Irán bombardea Tel Aviv y provoca graves daños en la red energética de Israel

Tel Aviv/Teherán, 24 de marzo de 2026Irán ejecutó en la madrugada de ayer una ofensiva con misiles y drones dirigida a Tel Aviv y otras zonas del centro de Israel, así como a instalaciones en Kuwait, Baréin y Arabia Saudita. El ataque dejó al menos seis heridos leves en la capital israelí y causó daños en infraestructuras civiles y energéticas, aumentando la alerta sobre una posible crisis energética global. La acción se enmarca en un ciclo de represalias que comenzó a finales de febrero, con operaciones de Israel y Estados Unidos contra territorio iraní.

Los misiles impactaron principalmente en Tel Aviv y sus alrededores, donde el servicio de emergencias Magen David Adom atendió a los heridos y desplegó equipos de rescate. Imágenes difundidas por medios y redes sociales muestran rastros de interceptores y edificios con ventanas destrozadas. Kuwait reportó daños en su infraestructura eléctrica debido a restos de drones interceptados, mientras Arabia Saudita y Baréin denunciaron impactos en instalaciones cercanas a la costa del Golfo.

Estados Unidos e Israel han intensificado sus operaciones contra Irán desde finales de febrero bajo los nombres “Furia Épica” y “Rugido del León”, movilizando 50.000 soldados, 200 aviones de combate y al menos dos portaaviones, según reportes de RTVE y El País. Los ataques se han dirigido a instalaciones militares, bases de la Guardia Revolucionaria y, según algunos medios, a una escuela infantil en Teherán con un saldo de decenas de fallecidas. También se han producido incendios en zonas petroleras y protestas de países del Golfo por el riesgo sobre su infraestructura energética.

Irán ha lanzado misiles balísticos Korramshahr‑4 y Guarder‑380 y drones “destructivos” en ofensivas previas, dirigidas tanto a Israel como a bases estadounidenses en Qatar, Kuwait, Baréin, Emiratos Árabes Unidos y el Kurdistán iraquí.

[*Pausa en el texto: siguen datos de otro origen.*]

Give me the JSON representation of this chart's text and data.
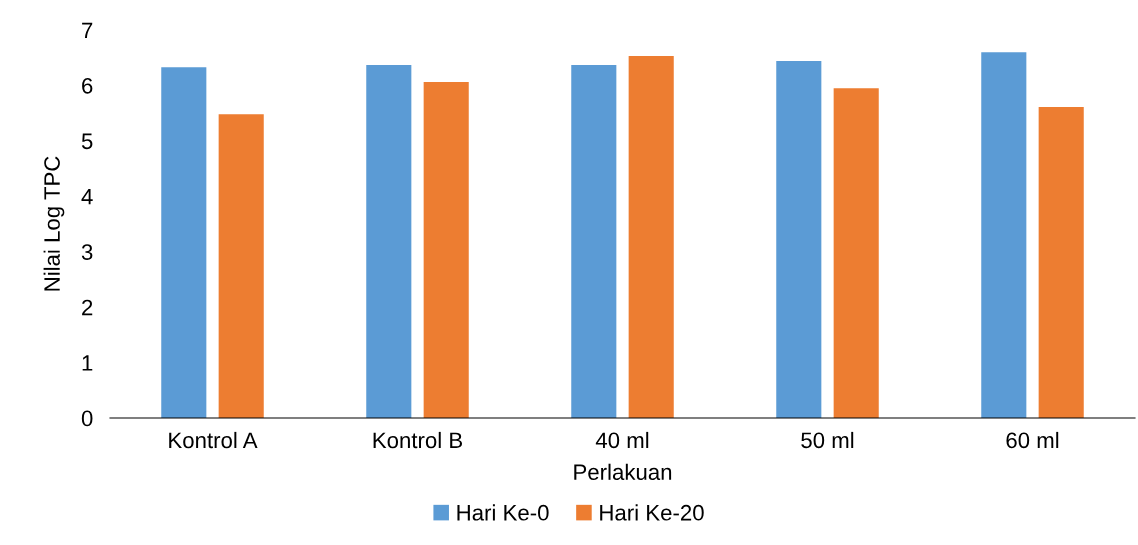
{
  "chart_data": {
    "type": "bar",
    "xlabel": "Perlakuan",
    "ylabel": "Nilai Log TPC",
    "categories": [
      "Kontrol A",
      "Kontrol B",
      "40 ml",
      "50 ml",
      "60 ml"
    ],
    "series": [
      {
        "name": "Hari Ke-0",
        "color": "#5b9bd5",
        "values": [
          6.33,
          6.37,
          6.37,
          6.44,
          6.6
        ]
      },
      {
        "name": "Hari Ke-20",
        "color": "#ed7d31",
        "values": [
          5.48,
          6.06,
          6.53,
          5.95,
          5.61
        ]
      }
    ],
    "ylim": [
      0,
      7
    ],
    "yticks": [
      0,
      1,
      2,
      3,
      4,
      5,
      6,
      7
    ],
    "grid": false,
    "legend": "bottom"
  }
}
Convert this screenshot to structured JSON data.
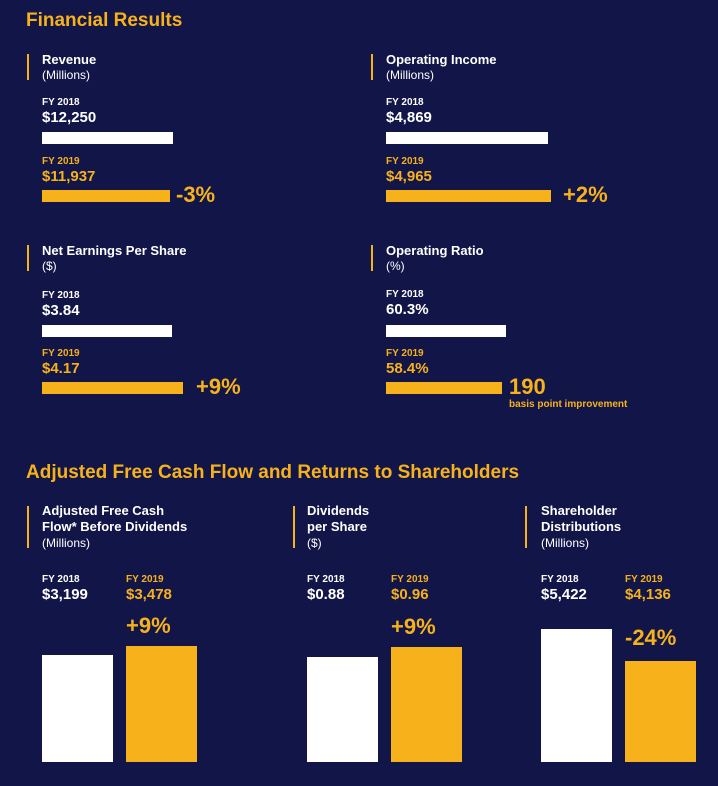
{
  "financial": {
    "title": "Financial Results",
    "panels": [
      {
        "name": "Revenue",
        "unit": "(Millions)",
        "fy2018_label": "FY 2018",
        "fy2018_value": "$12,250",
        "fy2019_label": "FY 2019",
        "fy2019_value": "$11,937",
        "change": "-3%"
      },
      {
        "name": "Operating Income",
        "unit": "(Millions)",
        "fy2018_label": "FY 2018",
        "fy2018_value": "$4,869",
        "fy2019_label": "FY 2019",
        "fy2019_value": "$4,965",
        "change": "+2%"
      },
      {
        "name": "Net Earnings Per Share",
        "unit": "($)",
        "fy2018_label": "FY 2018",
        "fy2018_value": "$3.84",
        "fy2019_label": "FY 2019",
        "fy2019_value": "$4.17",
        "change": "+9%"
      },
      {
        "name": "Operating Ratio",
        "unit": "(%)",
        "fy2018_label": "FY 2018",
        "fy2018_value": "60.3%",
        "fy2019_label": "FY 2019",
        "fy2019_value": "58.4%",
        "change": "190",
        "change_note": "basis point improvement"
      }
    ]
  },
  "cashflow": {
    "title": "Adjusted Free Cash Flow and Returns to Shareholders",
    "panels": [
      {
        "name_line1": "Adjusted Free Cash",
        "name_line2": "Flow* Before Dividends",
        "unit": "(Millions)",
        "fy2018_label": "FY 2018",
        "fy2018_value": "$3,199",
        "fy2019_label": "FY 2019",
        "fy2019_value": "$3,478",
        "change": "+9%"
      },
      {
        "name_line1": "Dividends",
        "name_line2": "per Share",
        "unit": "($)",
        "fy2018_label": "FY 2018",
        "fy2018_value": "$0.88",
        "fy2019_label": "FY 2019",
        "fy2019_value": "$0.96",
        "change": "+9%"
      },
      {
        "name_line1": "Shareholder",
        "name_line2": "Distributions",
        "unit": "(Millions)",
        "fy2018_label": "FY 2018",
        "fy2018_value": "$5,422",
        "fy2019_label": "FY 2019",
        "fy2019_value": "$4,136",
        "change": "-24%"
      }
    ]
  },
  "colors": {
    "background": "#121547",
    "accent": "#f7b21b",
    "bar_2018": "#ffffff",
    "bar_2019": "#f7b21b"
  },
  "chart_data": [
    {
      "type": "bar",
      "orientation": "horizontal",
      "title": "Revenue",
      "ylabel": "(Millions)",
      "categories": [
        "FY 2018",
        "FY 2019"
      ],
      "values": [
        12250,
        11937
      ]
    },
    {
      "type": "bar",
      "orientation": "horizontal",
      "title": "Operating Income",
      "ylabel": "(Millions)",
      "categories": [
        "FY 2018",
        "FY 2019"
      ],
      "values": [
        4869,
        4965
      ]
    },
    {
      "type": "bar",
      "orientation": "horizontal",
      "title": "Net Earnings Per Share",
      "ylabel": "($)",
      "categories": [
        "FY 2018",
        "FY 2019"
      ],
      "values": [
        3.84,
        4.17
      ]
    },
    {
      "type": "bar",
      "orientation": "horizontal",
      "title": "Operating Ratio",
      "ylabel": "(%)",
      "categories": [
        "FY 2018",
        "FY 2019"
      ],
      "values": [
        60.3,
        58.4
      ]
    },
    {
      "type": "bar",
      "orientation": "vertical",
      "title": "Adjusted Free Cash Flow* Before Dividends",
      "ylabel": "(Millions)",
      "categories": [
        "FY 2018",
        "FY 2019"
      ],
      "values": [
        3199,
        3478
      ]
    },
    {
      "type": "bar",
      "orientation": "vertical",
      "title": "Dividends per Share",
      "ylabel": "($)",
      "categories": [
        "FY 2018",
        "FY 2019"
      ],
      "values": [
        0.88,
        0.96
      ]
    },
    {
      "type": "bar",
      "orientation": "vertical",
      "title": "Shareholder Distributions",
      "ylabel": "(Millions)",
      "categories": [
        "FY 2018",
        "FY 2019"
      ],
      "values": [
        5422,
        4136
      ]
    }
  ]
}
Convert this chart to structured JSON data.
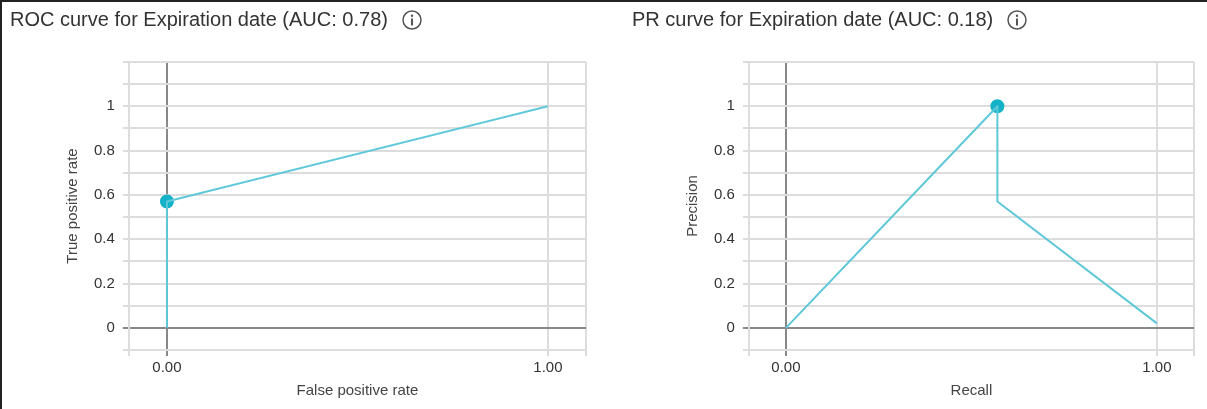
{
  "chart_data": [
    {
      "type": "line",
      "title": "ROC curve for Expiration date (AUC: 0.78)",
      "xlabel": "False positive rate",
      "ylabel": "True positive rate",
      "xlim": [
        -0.1,
        1.1
      ],
      "xticks": [
        {
          "value": -0.1,
          "label": null
        },
        {
          "value": 0,
          "label": "0.00"
        },
        {
          "value": 1,
          "label": "1.00"
        },
        {
          "value": 1.1,
          "label": null
        }
      ],
      "ylim": [
        -0.1,
        1.2
      ],
      "yticks": [
        {
          "value": -0.1,
          "label": null
        },
        0,
        {
          "value": 0.1,
          "label": null
        },
        0.2,
        {
          "value": 0.3,
          "label": null
        },
        0.4,
        {
          "value": 0.5,
          "label": null
        },
        0.6,
        {
          "value": 0.7,
          "label": null
        },
        0.8,
        {
          "value": 0.9,
          "label": null
        },
        1,
        {
          "value": 1.1,
          "label": null
        },
        {
          "value": 1.2,
          "label": null
        }
      ],
      "grid": true,
      "series": [
        {
          "type": "line",
          "color": "#5ec8d8",
          "x": [
            0,
            0,
            1
          ],
          "values": [
            0,
            0.57,
            1
          ],
          "marker": "none"
        },
        {
          "type": "scatter",
          "color": "#14b2c8",
          "x": [
            0
          ],
          "values": [
            0.57
          ],
          "marker": "circle"
        }
      ]
    },
    {
      "type": "line",
      "title": "PR curve for Expiration date (AUC: 0.18)",
      "xlabel": "Recall",
      "ylabel": "Precision",
      "xlim": [
        -0.1,
        1.1
      ],
      "xticks": [
        {
          "value": -0.1,
          "label": null
        },
        {
          "value": 0,
          "label": "0.00"
        },
        {
          "value": 1,
          "label": "1.00"
        },
        {
          "value": 1.1,
          "label": null
        }
      ],
      "ylim": [
        -0.1,
        1.2
      ],
      "yticks": [
        {
          "value": -0.1,
          "label": null
        },
        0,
        {
          "value": 0.1,
          "label": null
        },
        0.2,
        {
          "value": 0.3,
          "label": null
        },
        0.4,
        {
          "value": 0.5,
          "label": null
        },
        0.6,
        {
          "value": 0.7,
          "label": null
        },
        0.8,
        {
          "value": 0.9,
          "label": null
        },
        1,
        {
          "value": 1.1,
          "label": null
        },
        {
          "value": 1.2,
          "label": null
        }
      ],
      "grid": true,
      "series": [
        {
          "type": "line",
          "color": "#5ec8d8",
          "x": [
            0,
            0.57,
            0.57,
            1
          ],
          "values": [
            0,
            1,
            0.57,
            0.02
          ],
          "marker": "none"
        },
        {
          "type": "scatter",
          "color": "#14b2c8",
          "x": [
            0.57
          ],
          "values": [
            1
          ],
          "marker": "circle"
        }
      ]
    }
  ]
}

La Guardia Revolucionaria Islámica reivindica estas operaciones y advierte que responderá de igual manera si continúan los ataques estadounidenses e israelíes sobre su territorio, incluyendo amenazas a centrales eléctricas y suministros energéticos en la región.

Israel se mantiene como el principal objetivo, con Tel Aviv, Jerusalén y Beit Shemesh sufriendo impactos recurrentes. Las Fuerzas de Defensa de Israel operan sistemas antimisiles Cúpula de Hierro para interceptar proyectiles, mientras el gobierno de Benjamín Netanyahu coordina con Estados Unidos la campaña militar. Washington ha justificado la operación como necesaria para impedir que Teherán obtenga un arma nuclear.

La escalada afecta también a los países del Golfo, donde se reportan daños en redes eléctricas y riesgos para instalaciones petroleras, además de ser anfitriones de bases estadounidenses atacadas por misiles iraníes. La Unión Europea y otros actores internacionales han expresado su preocupación, destacando el impacto sobre los precios globales del petróleo y del gas, y solicitando soluciones negociadas ante la situación crítica del suministro energético.

Este ataque se inscribe en un patrón de acción y reacción que ha marcado la mayor escalada militar en Oriente Medio en los últimos años, con riesgos de involucrar a Turquía, Emiratos Árabes Unidos, Arabia Saudita y Qatar, y un impacto económico global significativo por la interrupción potencial de rutas de hidrocarburos estratégicas. Las cifras de víctimas y daños se actualizan continuamente, pero los informes preliminares confirman la intensidad de la ofensiva y el riesgo latente de un conflicto regional más amplio.